In 2000, Bellini worked for MTV where he served as part of that network's "street team" for MTV's Choose or Lose election coverage that followed the presidential candidates on the campaign trail during Election 2000. He was also a freelance writer for Washingtonpost.com and Channel One News. In 2001 Bellini spent months in New York City covering the aftermath of the September 11 attacks as the crisis evolved into an international war on terrorism. He later traveled to Central Asia to report on the story from Afghanistan. He also covered the Kashmir conflict from India. Bellini received a gold medal from the New York Festivals for "Jason's Journal: The Holy Land", a program he produced on the Israeli–Palestinian conflict. In 2003, Bellini reported as one of CNN's 18 embedded journalists during Operation Iraqi Freedom. He reported, often from the front lines, from his position with the U.S. Marines. In February 2003, Bellini was part of the team of CNN correspondents and anchors that covered the breaking news story of the Space Shuttle Columbia tragedy.

In 2005, Bellini became the lead news anchor for CBS News on Logo. Until August 2008 was the lead news anchor for CBS News on Logo. He received the 2006 "Journalist of the Year" award from the National Lesbian and Gay Journalists Association (NLGJA). In 2008, he was based in Singapore as a correspondent for Bloomberg TV. From 2009 to 2010: Bellini freelanced for The Daily Beast and The Wall Street Journal. In 2012, he produced a CNBC documentary, UPS/FedEx: Inside the Package Wars.

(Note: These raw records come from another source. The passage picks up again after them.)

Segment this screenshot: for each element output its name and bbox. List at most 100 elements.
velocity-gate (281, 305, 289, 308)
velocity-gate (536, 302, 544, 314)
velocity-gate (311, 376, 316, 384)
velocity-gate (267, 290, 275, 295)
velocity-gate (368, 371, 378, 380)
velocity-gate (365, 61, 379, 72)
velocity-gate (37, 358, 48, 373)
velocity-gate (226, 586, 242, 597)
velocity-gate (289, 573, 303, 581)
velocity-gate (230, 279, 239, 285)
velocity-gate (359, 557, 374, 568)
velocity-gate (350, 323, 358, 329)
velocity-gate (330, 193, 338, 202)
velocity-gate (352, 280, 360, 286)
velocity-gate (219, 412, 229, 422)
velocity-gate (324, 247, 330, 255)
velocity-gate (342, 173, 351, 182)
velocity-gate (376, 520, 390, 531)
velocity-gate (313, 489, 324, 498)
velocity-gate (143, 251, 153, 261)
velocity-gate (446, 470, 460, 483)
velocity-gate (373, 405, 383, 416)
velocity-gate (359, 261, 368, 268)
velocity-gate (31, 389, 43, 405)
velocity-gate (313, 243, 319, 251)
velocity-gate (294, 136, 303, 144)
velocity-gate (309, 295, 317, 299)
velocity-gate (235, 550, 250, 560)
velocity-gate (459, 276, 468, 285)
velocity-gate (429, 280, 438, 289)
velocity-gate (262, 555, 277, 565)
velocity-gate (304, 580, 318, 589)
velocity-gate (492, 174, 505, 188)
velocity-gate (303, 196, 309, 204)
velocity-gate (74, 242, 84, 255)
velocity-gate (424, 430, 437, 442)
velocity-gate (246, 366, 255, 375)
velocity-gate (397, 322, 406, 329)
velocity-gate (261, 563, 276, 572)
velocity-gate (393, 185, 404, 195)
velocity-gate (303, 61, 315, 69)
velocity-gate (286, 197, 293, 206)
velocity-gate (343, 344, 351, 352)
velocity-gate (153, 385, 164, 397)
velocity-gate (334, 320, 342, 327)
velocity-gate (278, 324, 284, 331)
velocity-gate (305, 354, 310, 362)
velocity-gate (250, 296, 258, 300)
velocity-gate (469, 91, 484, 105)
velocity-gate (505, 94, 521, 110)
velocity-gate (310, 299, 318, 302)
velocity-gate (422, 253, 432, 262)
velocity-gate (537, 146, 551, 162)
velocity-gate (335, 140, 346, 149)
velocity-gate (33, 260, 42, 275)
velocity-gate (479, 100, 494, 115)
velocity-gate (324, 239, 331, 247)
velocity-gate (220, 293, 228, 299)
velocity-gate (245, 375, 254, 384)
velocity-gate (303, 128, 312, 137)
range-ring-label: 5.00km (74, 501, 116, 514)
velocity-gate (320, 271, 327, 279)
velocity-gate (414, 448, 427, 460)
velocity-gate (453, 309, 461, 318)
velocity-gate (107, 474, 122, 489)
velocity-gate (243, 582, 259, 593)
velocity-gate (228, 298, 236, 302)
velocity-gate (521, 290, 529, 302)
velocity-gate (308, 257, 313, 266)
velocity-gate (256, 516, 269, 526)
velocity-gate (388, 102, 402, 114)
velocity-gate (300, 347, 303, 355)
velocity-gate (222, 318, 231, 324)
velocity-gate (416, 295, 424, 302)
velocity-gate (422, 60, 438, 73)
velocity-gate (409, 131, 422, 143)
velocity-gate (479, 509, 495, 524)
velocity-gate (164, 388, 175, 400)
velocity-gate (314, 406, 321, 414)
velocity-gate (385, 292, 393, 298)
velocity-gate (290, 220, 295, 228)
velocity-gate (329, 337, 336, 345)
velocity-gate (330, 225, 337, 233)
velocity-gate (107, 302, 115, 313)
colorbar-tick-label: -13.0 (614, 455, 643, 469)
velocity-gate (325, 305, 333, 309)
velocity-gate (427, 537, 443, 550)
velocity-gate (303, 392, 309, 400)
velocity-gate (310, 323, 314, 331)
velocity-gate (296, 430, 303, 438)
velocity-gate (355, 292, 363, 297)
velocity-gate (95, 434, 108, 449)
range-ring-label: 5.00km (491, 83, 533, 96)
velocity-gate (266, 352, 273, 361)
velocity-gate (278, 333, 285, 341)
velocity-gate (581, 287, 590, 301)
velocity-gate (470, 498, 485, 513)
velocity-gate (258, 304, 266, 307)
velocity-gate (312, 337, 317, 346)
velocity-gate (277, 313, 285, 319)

In 2012, Bellini became a senior producer and reporter at The Wall Street Journal. From 2013 to 2014, Bellini was a frequent guest on FOX NEWS' On the Record w/ Greta Van Susteren. In 2017, Bellini began hosting and producing a WSJ video series called "Moving Upstream."

In 2021, Bellini moved to Newsy, now known as Scripps News.

==Personal life==
He is openly gay. Bellini is the older brother of Jarrett Bellini, a writer and journalist. Jason currently lives in Washington, DC.